All power to her. I hope this new company succeeds. It is offering a product at half the price of Virgin Galactic that is actually far superior (30 miles altitude for six hours vs 50 miles for five minutes).

NOTE: 100,000 feet elevation equals 30 kilometers, not 30 miles. I think the “30 mile” number in the quote is probably a mistake.

Chinese company gives live turtle a high altitude balloon flight

Capitalism in space: Chinese company has successful given a live turtle a high altitude balloon flight as prep for future tourism flights.

The news article is somewhat humorous in claiming the following:

Shenzhen-based Kuang-Chi Group said it blasted the yellow-headed turtle, nicknamed “Little Cloud”, to an altitude of 21,000 metres inside a helium-filled craft. The launch took place from western China’s Xinjiang region at about 4am on Wednesday morning.

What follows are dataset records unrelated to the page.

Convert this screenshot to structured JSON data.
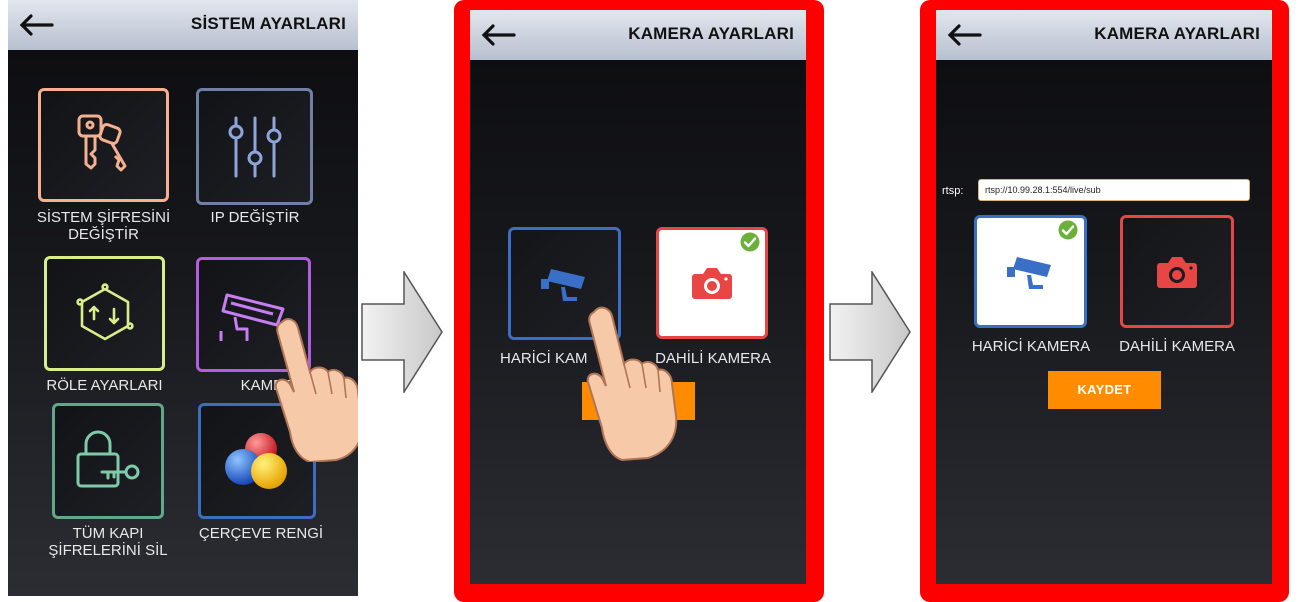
{
  "screen1": {
    "title": "SİSTEM AYARLARI",
    "back_icon": "arrow-left-icon",
    "tiles": [
      {
        "label_line1": "SİSTEM ŞİFRESİNİ",
        "label_line2": "DEĞİŞTİR",
        "icon": "keys-icon",
        "color": "#f4b08f"
      },
      {
        "label_line1": "IP DEĞİŞTİR",
        "label_line2": "",
        "icon": "sliders-icon",
        "color": "#6f7fa6"
      },
      {
        "label_line1": "RÖLE AYARLARI",
        "label_line2": "",
        "icon": "relay-circuit-icon",
        "color": "#d8ee8a"
      },
      {
        "label_line1": "KAMERA",
        "label_line2": "",
        "icon": "camera-icon",
        "color": "#b15fe0"
      },
      {
        "label_line1": "TÜM KAPI",
        "label_line2": "ŞİFRELERİNİ SİL",
        "icon": "lock-key-icon",
        "color": "#5fa88a"
      },
      {
        "label_line1": "ÇERÇEVE RENGİ",
        "label_line2": "",
        "icon": "color-balls-icon",
        "color": "#3b6dc1"
      }
    ],
    "kamera_partial_label": "KAMER"
  },
  "screen2": {
    "title": "KAMERA AYARLARI",
    "back_icon": "arrow-left-icon",
    "external_label": "HARİCİ KAMERA",
    "external_partial_label": "HARİCİ KAM",
    "internal_label": "DAHİLİ KAMERA",
    "selected": "internal",
    "save_label": "KAYDET"
  },
  "screen3": {
    "title": "KAMERA AYARLARI",
    "back_icon": "arrow-left-icon",
    "rtsp_label": "rtsp:",
    "rtsp_value": "rtsp://10.99.28.1:554/live/sub",
    "external_label": "HARİCİ KAMERA",
    "internal_label": "DAHİLİ KAMERA",
    "selected": "external",
    "save_label": "KAYDET"
  },
  "colors": {
    "highlight_frame": "#ff0000",
    "save_button": "#ff8c00",
    "external_blue": "#3a6fc7",
    "internal_red": "#e84545",
    "check_green": "#6ab13c"
  }
}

The craft landed safely at about 8.28am the same day, and the turtle was said to have survived the trip.

The company said it was the first time a live animal had been safely taken into near space, and that the trip paved the way for it to sell commercial flights to humans by 2018 or 2019. [emphasis mine]

The company’s claim, highlighted above, is so incredibly not true it raises questions about their whole story. Humans have been taken by balloon to these elevations several times. This might be a poor translation, but then it indicates some incompetence by the reporter.

Either way, this company is aiming for the high altitude tourism market that World View in Tucson had initially been focusing on, but now seems to have abandoned.

Posted as we slog our way through Phoenix traffic.

World View launches chicken sandwich in test ballon flight

Capitalism in space: The first test flight of World View’s stratospheric balloon has begun, carrying with it as well a KFC chicken sandwich.

The sandwich is scheduled to remain aloft for four days and maintain an altitude of about 50,000 to 80,000 feet (15,200 to 24,400 meters). During the flight, which is serving as an advertising campaign for Kentucky Fried Chicken (KFC), the company will execute various activities to engage the public over social media, including a coupon drop, in which a coupon will literally be dropped from the balloon down to Earth. “The team on the ground here is justifiably celebrating as they watch their months of hard work pay off,” the video announcer said. “This is the greatest achievement in chicken sandwich space travel history. In all my years in this business I’ve certainly never seen anything like it. What a time to be alive.”

The Zinger-1 mission will serve as a test flight for World View, which aims to make stratospheric balloons that can remain in flight for months at a time. The flight is scheduled to be the first “extended-duration development flight of [World View’s] high-altitude Stratollite vehicle,” according to a statement from the company.

The chicken sandwich stuff is pure pr, and completely silly. It helped pay for the mission, however, which is not so silly.